I like using powdered orange peel. It adds an ever so slight amount of exfoliation and I think it helps to anchor citrus EO's. I use powdered mint in my peppermint soap too.


----------



## carlidoe (Jul 30, 2010)

Necie said:


> I can tell ya: DO NOT use frozen fruit juice instead of milk/water. Good thing the bowl was in the sink when I added the lye. :/ VOLCANO!


That's hilarious! I thought there would be more benefits to adding fruits. I really liked the thought of adding cucumber also.


----------



## [email protected] (Sep 18, 2008)

You could add 'fruit'--I'd use juice or puree--but don't use it INSTEAD OF water/milk. I think Vicki does a soap with cucumber puree or juice as an additive. My *experiment* was replacing the milk with frozen juice.
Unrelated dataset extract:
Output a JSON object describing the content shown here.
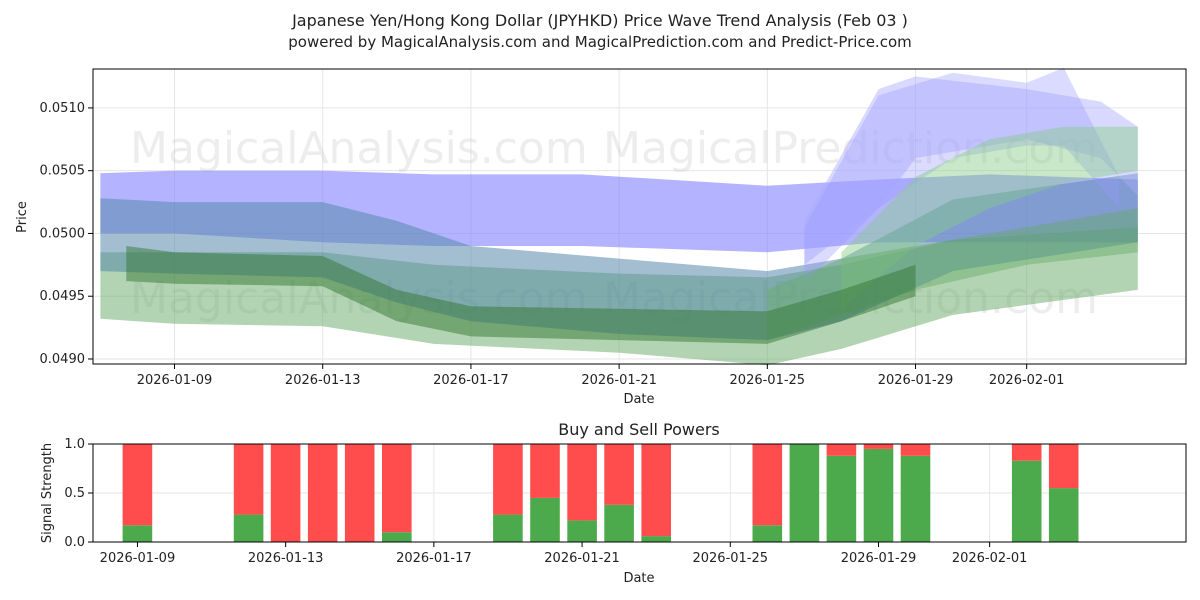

I think I was warned not to....but wasn't told WHY. It's just my nature to find out for myself. :/


----------



## [email protected] (Sep 18, 2008)

Just thought of... do an infusion with dried fruit and oil. I've been asked for a papaya soap and in researching, it uses an oil infusion.


----------



## carlidoe (Jul 30, 2010)

Hm..explain "infusion" please


----------



## hsmomof4 (Oct 31, 2008)

Warming the oil and letting whatever you're infusing into it sit there for a while. Or you can put in on a sunny windowsill...kinda like sun tea. Whatever you're infusing needs to be really dried out well (unless you want mold) and completely submerged. You can also do it in a crock pot. Anyhow, then you strain out the added material and use the oil.


----------